In this solitude, if God had a hearing booth this might be it. I could imagine the booth as a place where God played some tones and asked you to indicate which ear you were hearing from — your spiritual ear or your secular ear?

The silence told me that, as of late, I’d heard too much with that secular ear. My head seemed to be overflowing with a colluding cacophony of the distracting e-mails and voicemails, flight times and deadlines.

In that moment, I was anxious to hear with my spiritual senses.

But up in that thinning air, the only sound I heard was my weight nervously shifting over the obsidian rocks. I heard my breath and my heartbeat.

I was wary of being alone and covered, nearly smothered by the silence.

I strained to hear something. Anything at all.

What else might I hear?

Nothing. Nothing at all.

Yet I’ve never known “nothing” to sound so sacredly wonderful. It was as if I could hear the planets spin above me, as if I could hear myself aging, as if I could hear the clouds as they ran away searching for a new home.

This silence offered me a window into my soul as I stood honoring the sacred injunction to “Be still and know that I am God.”

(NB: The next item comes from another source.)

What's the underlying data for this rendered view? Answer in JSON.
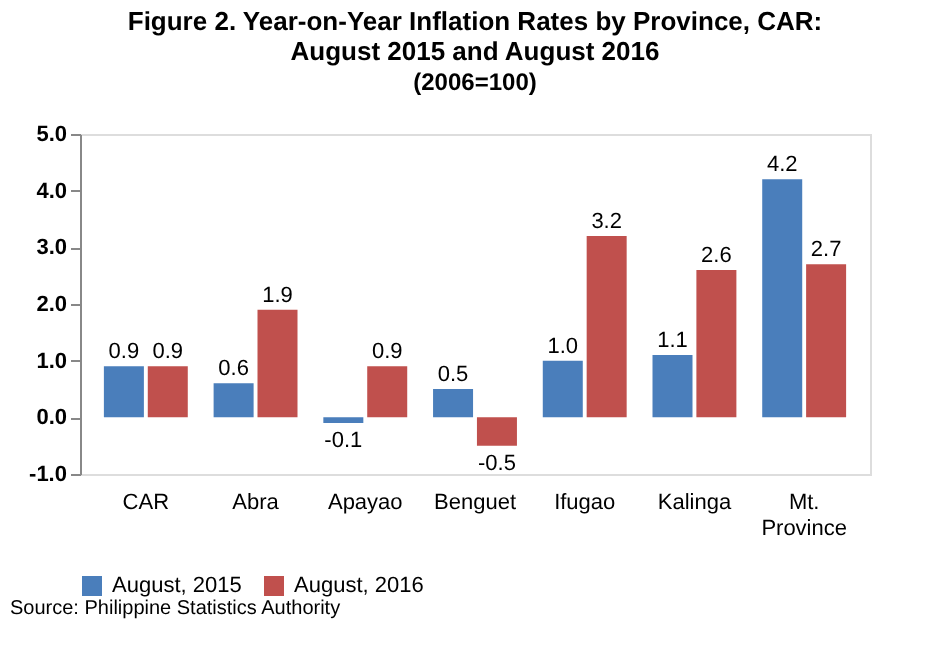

As I walked back to the visitor’s center, guided by the sound of a car alarm, I couldn’t help but feel a bit sad. Had silence become such a threatened commodity that it now belonged on the acoustically endangered list?

Has the modern day made silence so threatening, distrustful and formidable that it must be sequestered to lonely mountaintops?

I certainly hope not.

We need to find silence every day, but in my case, I was privileged to aquire an extra dose of it on Mauna Kea.

By the way, that car alarm that so carelessly broke the silence — it was mine.